I didn’t understand why she would seemingly hate me so much; why she would target me. I hoped that she would know me better, but she obviously didn’t, and it saddened me greatly. I wanted us to be the champions of each other; indestructible. Yet I felt that she increasingly found happiness in my discomfort and inevitable hiccups and failures in life; a sense of satisfaction in the slow annihilation of our relationship. Perhaps my face just reminded her of too many bitter memories. Our relationship has therefore been on-and-off much like many romantic relationships are; with us sometimes going for a couple of years without speaking and other times having so many things to say to one another that our chatting has caused our own children to be jealous of our closeness. The scales of peace and equilibrium between us tipped either extremely one way or the other – all or nothing; love or hate – with me at times feeling that our friendship is as strong as any I could imagine, and other times feeling like she is my pure nemesis. While this broke my heart, it taught me that no matter how much you may love someone, sometimes you just need to stop holding on so tight – sometimes you need to let go.

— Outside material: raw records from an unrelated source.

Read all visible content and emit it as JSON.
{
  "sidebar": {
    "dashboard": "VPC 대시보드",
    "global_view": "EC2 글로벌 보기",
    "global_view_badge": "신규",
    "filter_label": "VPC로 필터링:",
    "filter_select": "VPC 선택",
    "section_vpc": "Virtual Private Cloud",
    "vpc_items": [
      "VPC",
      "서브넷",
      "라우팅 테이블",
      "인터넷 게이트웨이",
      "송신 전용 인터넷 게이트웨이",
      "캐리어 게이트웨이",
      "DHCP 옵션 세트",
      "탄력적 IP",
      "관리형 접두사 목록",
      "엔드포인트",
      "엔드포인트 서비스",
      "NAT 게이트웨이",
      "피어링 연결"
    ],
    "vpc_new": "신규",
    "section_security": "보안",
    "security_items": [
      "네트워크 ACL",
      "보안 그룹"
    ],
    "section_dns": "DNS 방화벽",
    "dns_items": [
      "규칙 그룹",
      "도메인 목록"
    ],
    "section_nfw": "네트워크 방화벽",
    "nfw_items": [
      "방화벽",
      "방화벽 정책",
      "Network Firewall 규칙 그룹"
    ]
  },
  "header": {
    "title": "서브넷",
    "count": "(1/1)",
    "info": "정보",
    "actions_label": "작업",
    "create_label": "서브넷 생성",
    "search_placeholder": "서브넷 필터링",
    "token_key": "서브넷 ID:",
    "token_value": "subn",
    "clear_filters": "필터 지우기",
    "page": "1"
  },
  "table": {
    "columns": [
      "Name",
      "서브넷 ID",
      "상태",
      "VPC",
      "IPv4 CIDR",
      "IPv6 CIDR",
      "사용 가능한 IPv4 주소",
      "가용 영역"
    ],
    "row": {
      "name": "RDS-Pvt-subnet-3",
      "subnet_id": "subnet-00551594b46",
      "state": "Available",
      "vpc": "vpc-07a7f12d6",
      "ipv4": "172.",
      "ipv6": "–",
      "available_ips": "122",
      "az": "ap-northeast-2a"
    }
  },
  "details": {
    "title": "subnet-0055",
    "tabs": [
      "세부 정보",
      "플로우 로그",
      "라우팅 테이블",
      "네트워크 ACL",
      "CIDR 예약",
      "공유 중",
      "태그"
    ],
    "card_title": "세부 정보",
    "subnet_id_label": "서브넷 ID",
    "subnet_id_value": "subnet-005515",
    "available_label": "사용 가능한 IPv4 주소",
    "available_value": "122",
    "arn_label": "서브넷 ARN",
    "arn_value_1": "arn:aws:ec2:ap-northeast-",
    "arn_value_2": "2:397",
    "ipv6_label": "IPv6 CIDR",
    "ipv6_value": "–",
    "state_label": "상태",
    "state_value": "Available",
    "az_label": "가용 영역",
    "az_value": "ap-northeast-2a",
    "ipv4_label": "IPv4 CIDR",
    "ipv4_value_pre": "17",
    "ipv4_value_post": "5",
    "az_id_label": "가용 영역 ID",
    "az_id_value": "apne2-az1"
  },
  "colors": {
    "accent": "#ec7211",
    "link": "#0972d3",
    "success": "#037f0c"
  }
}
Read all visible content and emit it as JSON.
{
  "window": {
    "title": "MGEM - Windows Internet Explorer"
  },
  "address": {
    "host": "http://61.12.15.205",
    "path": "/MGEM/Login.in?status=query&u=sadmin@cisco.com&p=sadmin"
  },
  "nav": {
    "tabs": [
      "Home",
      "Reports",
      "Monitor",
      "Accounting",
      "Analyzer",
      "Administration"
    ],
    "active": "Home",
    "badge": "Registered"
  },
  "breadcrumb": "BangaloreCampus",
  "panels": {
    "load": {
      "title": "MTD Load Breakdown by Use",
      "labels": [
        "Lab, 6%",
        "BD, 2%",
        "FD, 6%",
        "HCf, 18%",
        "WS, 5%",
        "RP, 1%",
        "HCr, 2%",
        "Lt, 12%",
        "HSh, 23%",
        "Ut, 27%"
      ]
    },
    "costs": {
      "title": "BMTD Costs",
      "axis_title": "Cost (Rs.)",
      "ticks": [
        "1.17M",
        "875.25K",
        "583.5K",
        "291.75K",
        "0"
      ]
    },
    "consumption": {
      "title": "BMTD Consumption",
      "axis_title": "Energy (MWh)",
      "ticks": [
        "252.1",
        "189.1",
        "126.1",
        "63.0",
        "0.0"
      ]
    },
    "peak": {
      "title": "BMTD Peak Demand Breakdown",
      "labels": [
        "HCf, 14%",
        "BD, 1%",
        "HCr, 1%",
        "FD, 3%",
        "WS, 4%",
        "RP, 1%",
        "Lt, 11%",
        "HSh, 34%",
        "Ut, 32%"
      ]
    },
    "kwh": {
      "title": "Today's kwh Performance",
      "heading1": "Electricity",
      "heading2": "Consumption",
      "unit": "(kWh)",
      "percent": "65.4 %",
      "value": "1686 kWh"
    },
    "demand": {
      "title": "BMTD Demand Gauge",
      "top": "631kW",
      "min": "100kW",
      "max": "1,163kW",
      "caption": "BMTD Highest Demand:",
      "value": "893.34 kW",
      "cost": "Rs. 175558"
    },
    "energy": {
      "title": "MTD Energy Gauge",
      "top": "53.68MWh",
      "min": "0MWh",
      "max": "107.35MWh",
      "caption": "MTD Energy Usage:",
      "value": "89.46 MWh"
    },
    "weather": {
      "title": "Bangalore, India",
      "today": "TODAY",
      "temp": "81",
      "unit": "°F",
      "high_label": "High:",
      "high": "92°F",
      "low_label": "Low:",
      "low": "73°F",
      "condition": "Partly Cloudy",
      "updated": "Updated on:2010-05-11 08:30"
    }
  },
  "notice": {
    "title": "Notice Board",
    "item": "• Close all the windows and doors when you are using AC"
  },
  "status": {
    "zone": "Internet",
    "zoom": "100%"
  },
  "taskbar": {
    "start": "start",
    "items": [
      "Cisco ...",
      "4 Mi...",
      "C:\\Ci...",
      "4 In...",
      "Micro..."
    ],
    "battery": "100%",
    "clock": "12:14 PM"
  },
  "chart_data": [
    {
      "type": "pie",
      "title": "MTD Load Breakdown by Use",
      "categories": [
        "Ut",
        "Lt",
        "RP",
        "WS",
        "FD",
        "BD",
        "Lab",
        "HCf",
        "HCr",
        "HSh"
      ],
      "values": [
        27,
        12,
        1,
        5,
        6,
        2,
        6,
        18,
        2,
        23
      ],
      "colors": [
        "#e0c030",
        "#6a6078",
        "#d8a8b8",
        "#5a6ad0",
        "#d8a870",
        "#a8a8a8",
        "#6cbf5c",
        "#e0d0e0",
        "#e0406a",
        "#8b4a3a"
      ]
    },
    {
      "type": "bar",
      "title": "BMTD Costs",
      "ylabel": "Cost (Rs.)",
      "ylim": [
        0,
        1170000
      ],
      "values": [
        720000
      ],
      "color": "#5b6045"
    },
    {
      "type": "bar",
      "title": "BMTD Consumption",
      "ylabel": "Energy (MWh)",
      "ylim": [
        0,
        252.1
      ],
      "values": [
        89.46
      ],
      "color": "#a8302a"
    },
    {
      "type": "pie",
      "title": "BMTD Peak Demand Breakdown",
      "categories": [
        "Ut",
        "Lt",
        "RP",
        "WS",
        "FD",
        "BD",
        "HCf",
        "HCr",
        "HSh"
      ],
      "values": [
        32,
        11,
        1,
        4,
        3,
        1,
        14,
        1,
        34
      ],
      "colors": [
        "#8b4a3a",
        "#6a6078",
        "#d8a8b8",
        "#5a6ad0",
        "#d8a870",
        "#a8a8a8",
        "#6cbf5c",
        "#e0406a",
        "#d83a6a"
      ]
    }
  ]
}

I wasn’t in solo company however in being figuratively dragged by the hair through the mud. Over the years B had multiple jealousy-fuelled altercations with women; mostly verbal arguments revolving around the only sexual or romantic partner that she’d had following us working – Connor. In her defence, he was not a trustworthy character to begin with, and he seemed to incite erratic behaviour in multiple women due to his cheating; deceit; and propensity for a living a double-life. Hence B was certainly not the instigator of all altercations. Nevertheless, on one occasion, in a moment of déjà-vu, she threatened to burn down another building, but just as before this did not eventuate. She did, however, inevitably trash the inside of this place. It was where Connor – being temporarily her ex-partner at this time – was living and sleeping with other women. I believe that even clinging onto him was a remnant behaviour from our time working in Sydney. She only wanted to be with one man too. Just as B never truly recovered from work or its aftermath, she also never recovered from the heartbreak given to her by this one man whom she had trusted, been with, and loved since then. Although she had several beautiful children with Connor and has been a brilliant mother – and if you met her you would probably meet a smiling, stylish and outwardly vivacious woman – she has not been able to work or fully function in a normal sense beyond those working days. I’m not sure which broke her more: work or him.